Equity Residential and AvalonBay Communities on May 21 announced a definitive agreement to combine in an all-stock merger of equals creating one of the country’s leading real estate companies with a pro forma equity market capitalization of approximately $52 billion and a total enterprise value of approximately $69 billion and more than 180,000 rental apartments.
Both companies have operated and managed apartment communities across Westchester and Fairfield counties.
Benjamin Schall, president and CEO of AvalonBay, will serve as president and CEO and trustee of the combined company. Mark J. Parrell, who has served as CEO of Equity Residential for eight years and at the company for 27 years, will retire at the transaction close.
The full management team will be announced prior to closing and is expected to include substantial representation from both companies. The combined company will have dual headquarters in Arlington, Virginia, and Chicago. The company will operate under a new name to be announced at closing.
The Board of Trustees will initially consist of 7 existing trustees of Equity Residential and 7 existing directors of AvalonBay. Steve Sterrett, current lead independent trustee of Equity Residential, will serve as chair. David Neithercut, current non-executive chair, and Tim Naughton, current non-executive chair of AvalonBay, will each serve as trustees of the combined company.
“This combination creates a new and fundamentally stronger company with differentiated capabilities that will drive structurally superior cash flow generation, earnings and dividend growth, and value for shareholders,” Schall said. “As one of the country’s leading developers of new apartments across our regions, we will directly increase the supply of both market rate and affordable housing. Drawing on the foundational strengths and industry-leading teams across both of our organizations, our ambition is to redefine leadership in rental housing for the benefit of residents, associates, and shareholders.”
Mark J. Parrell, Equity Residential’s president and CEO, is equally excited to partner with AvalonBay.
“The combined company’s investors will benefit from accelerated growth from increased investment in operational innovation, a larger self-funded development platform and the variety of other value creation opportunities that world class scale affords.
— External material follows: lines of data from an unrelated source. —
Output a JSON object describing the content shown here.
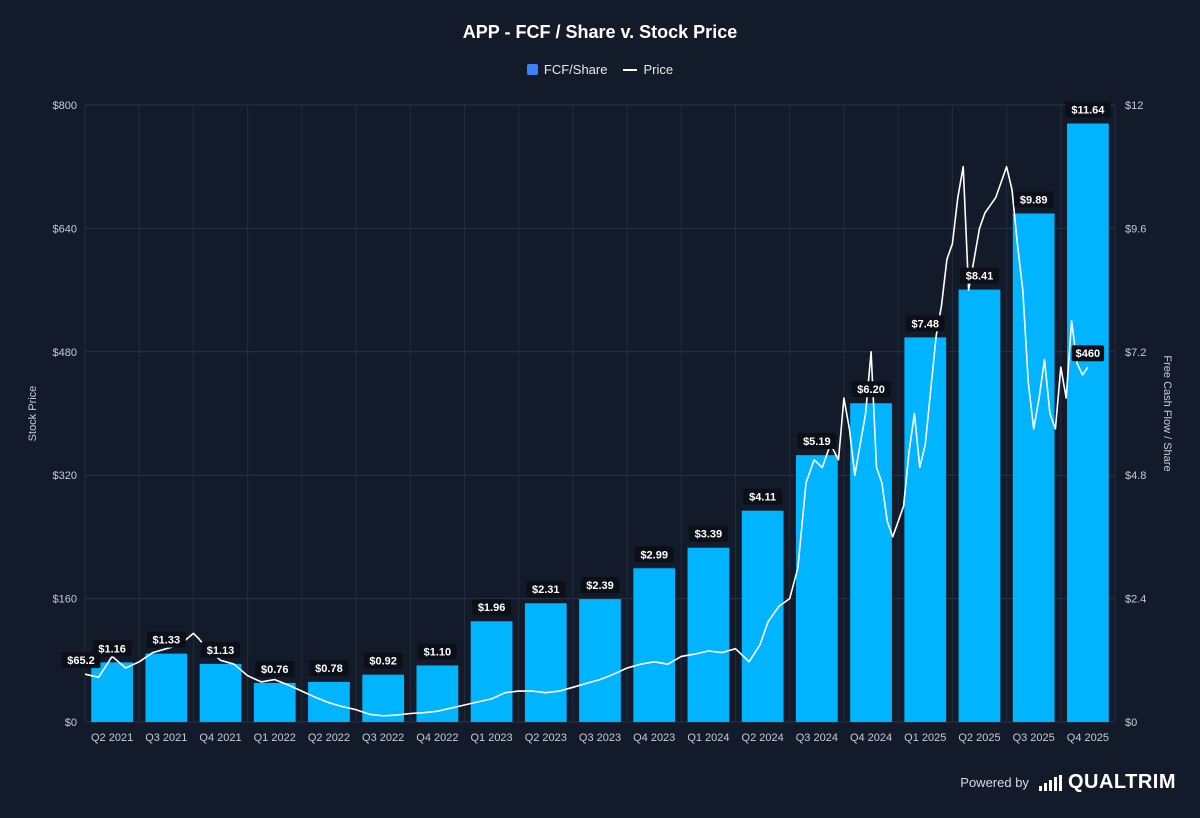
{
  "chart_data": {
    "type": "bar",
    "title": "APP - FCF / Share v. Stock Price",
    "categories": [
      "Q2 2021",
      "Q3 2021",
      "Q4 2021",
      "Q1 2022",
      "Q2 2022",
      "Q3 2022",
      "Q4 2022",
      "Q1 2023",
      "Q2 2023",
      "Q3 2023",
      "Q4 2023",
      "Q1 2024",
      "Q2 2024",
      "Q3 2024",
      "Q4 2024",
      "Q1 2025",
      "Q2 2025",
      "Q3 2025",
      "Q4 2025"
    ],
    "series": [
      {
        "name": "FCF/Share",
        "axis": "right",
        "type": "bar",
        "values": [
          1.16,
          1.33,
          1.13,
          0.76,
          0.78,
          0.92,
          1.1,
          1.96,
          2.31,
          2.39,
          2.99,
          3.39,
          4.11,
          5.19,
          6.2,
          7.48,
          8.41,
          9.89,
          11.64
        ],
        "labels": [
          "$1.16",
          "$1.33",
          "$1.13",
          "$0.76",
          "$0.78",
          "$0.92",
          "$1.10",
          "$1.96",
          "$2.31",
          "$2.39",
          "$2.99",
          "$3.39",
          "$4.11",
          "$5.19",
          "$6.20",
          "$7.48",
          "$8.41",
          "$9.89",
          "$11.64"
        ],
        "color": "#00b4ff"
      },
      {
        "name": "Price",
        "axis": "left",
        "type": "line",
        "x": [
          0.0,
          0.25,
          0.5,
          0.75,
          1.0,
          1.25,
          1.5,
          1.75,
          2.0,
          2.1,
          2.25,
          2.5,
          2.75,
          3.0,
          3.25,
          3.5,
          3.75,
          4.0,
          4.25,
          4.5,
          4.75,
          5.0,
          5.25,
          5.5,
          5.75,
          6.0,
          6.25,
          6.5,
          6.75,
          7.0,
          7.25,
          7.5,
          7.75,
          8.0,
          8.25,
          8.5,
          8.75,
          9.0,
          9.25,
          9.5,
          9.75,
          10.0,
          10.25,
          10.5,
          10.75,
          11.0,
          11.25,
          11.5,
          11.75,
          12.0,
          12.25,
          12.45,
          12.6,
          12.8,
          13.0,
          13.15,
          13.3,
          13.45,
          13.6,
          13.75,
          13.9,
          14.0,
          14.1,
          14.2,
          14.3,
          14.4,
          14.5,
          14.6,
          14.7,
          14.8,
          14.9,
          15.0,
          15.1,
          15.2,
          15.3,
          15.4,
          15.5,
          15.6,
          15.7,
          15.8,
          15.9,
          16.0,
          16.1,
          16.2,
          16.3,
          16.4,
          16.5,
          16.6,
          16.7,
          16.8,
          16.9,
          17.0,
          17.1,
          17.2,
          17.3,
          17.4,
          17.5,
          17.6,
          17.7,
          17.8,
          17.9,
          18.0,
          18.1,
          18.2,
          18.3,
          18.4,
          18.5
        ],
        "values": [
          62,
          58,
          85,
          70,
          78,
          90,
          95,
          100,
          115,
          108,
          95,
          80,
          75,
          60,
          52,
          55,
          48,
          40,
          32,
          25,
          20,
          16,
          10,
          8,
          9,
          11,
          12,
          14,
          18,
          22,
          26,
          30,
          38,
          40,
          40,
          38,
          40,
          45,
          50,
          55,
          62,
          70,
          75,
          78,
          75,
          85,
          88,
          92,
          90,
          95,
          78,
          100,
          130,
          150,
          160,
          200,
          310,
          340,
          330,
          360,
          340,
          420,
          380,
          320,
          360,
          400,
          480,
          330,
          310,
          260,
          240,
          260,
          280,
          350,
          400,
          330,
          360,
          430,
          500,
          540,
          600,
          620,
          680,
          720,
          560,
          600,
          640,
          660,
          670,
          680,
          700,
          720,
          690,
          620,
          560,
          440,
          380,
          420,
          470,
          400,
          380,
          460,
          420,
          520,
          465,
          450,
          460
        ],
        "price_label": "$460",
        "start_label": "$65.2",
        "color": "#ffffff"
      }
    ],
    "yleft": {
      "label": "Stock Price",
      "ticks": [
        "$0",
        "$160",
        "$320",
        "$480",
        "$640",
        "$800"
      ],
      "min": 0,
      "max": 800
    },
    "yright": {
      "label": "Free Cash Flow / Share",
      "ticks": [
        "$0",
        "$2.4",
        "$4.8",
        "$7.2",
        "$9.6",
        "$12"
      ],
      "min": 0,
      "max": 12
    },
    "grid": true,
    "legend": "top-center"
  },
  "legend": {
    "bar_label": "FCF/Share",
    "line_label": "Price"
  },
  "footer": {
    "powered_by": "Powered by",
    "brand": "QUALTRIM"
  }
}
This, together with our similar cultures that prioritize exceeding the expectations of our employees and residents, positions the combined company to create exceptional value for its shareholders, customers and employees.”
Sterrett, who was former CFO of Simon Property Group, calls the merger a “transformative event in the apartment industry that will create long-term value for shareholders.”
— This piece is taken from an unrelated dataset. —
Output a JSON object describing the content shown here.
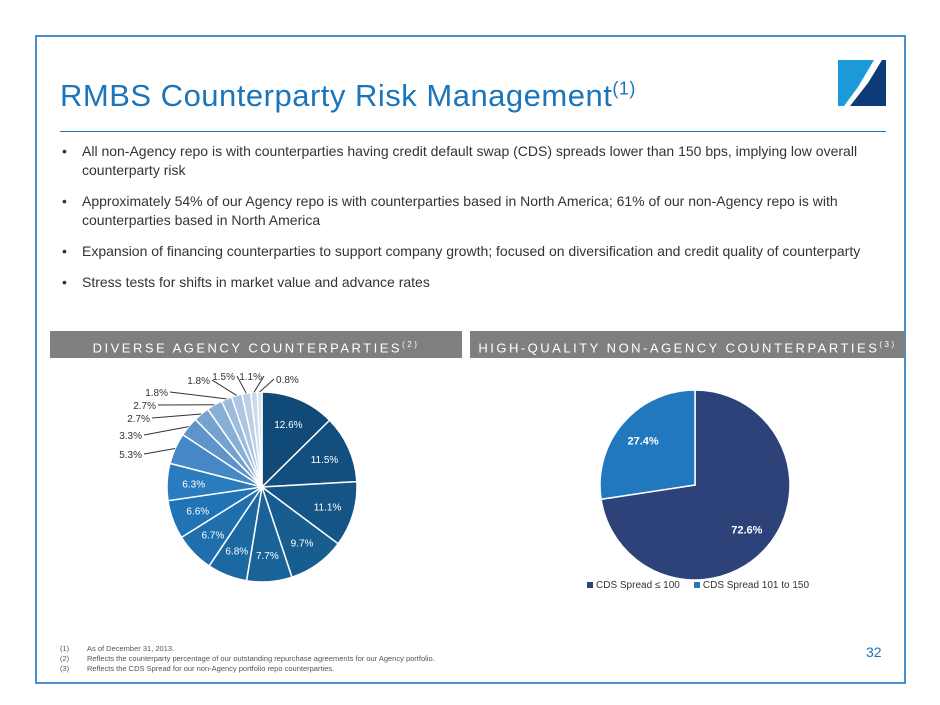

“By combining the two premier companies in the sector, we create a company with the size and scale to be a leading operator in the space as well as a major creator of new rental housing,” Sterrett said. “Having spent decades helping build and lead one of the country’s great real estate companies, I have a deep appreciation for what it takes to create enduring value in this industry, and I think the future prospects of this enterprise are tremendous.”
Merger rationale
The company states some of the reasons for the merger.
- Tech‑enabled efficiency: Combined investments in AI, automation, and centralized services, coupled with increased portfolio scale, to drive margin expansion and enhance the resident experience
- Embedded growth: Currently $4.4 billion under construction (10,800 apartments) across 32 communities, including over 50% with an affordable or mixed-income component
- Accelerated growth engine: $4.2 billion development rights pipeline with expectation to meaningfully increase annual new development start activity
Transaction details
Under the terms of the agreement, which has been unanimously approved by the Board of Directors of AvalonBay and the Board of Trustees of Equity Residential, AvalonBay shareholders will receive 2.793 shares of Equity Residential common stock for each share of AvalonBay common stock owned. Upon closing, AvalonBay shareholders will own approximately 51.2% and Equity Residential shareholders will own approximately 48.8% of the combined company on a fully diluted basis.
The transaction is expected to be completed in the second half of 2026, subject to shareholder approval by both AvalonBay and Equity Residential and satisfaction of other customary closing conditions. The merger is expected to qualify as a tax-free reorganization for U.S. federal income tax purposes.
Goldman Sachs & Co LLC is serving as lead financial advisor to AvalonBay and Goodwin Procter LLP is serving as legal advisor to AvalonBay. J.P. Morgan and Wells Fargo are also serving as financial advisors to AvalonBay.
Morgan Stanley & Co. LLC and Centerview Partners LLC are serving as lead financial advisors to Equity Residential and Wachtell, Lipton, Rosen & Katz is serving as legal advisor to Equity Residential. BofA Securities is also serving as a financial advisor to Equity Residential.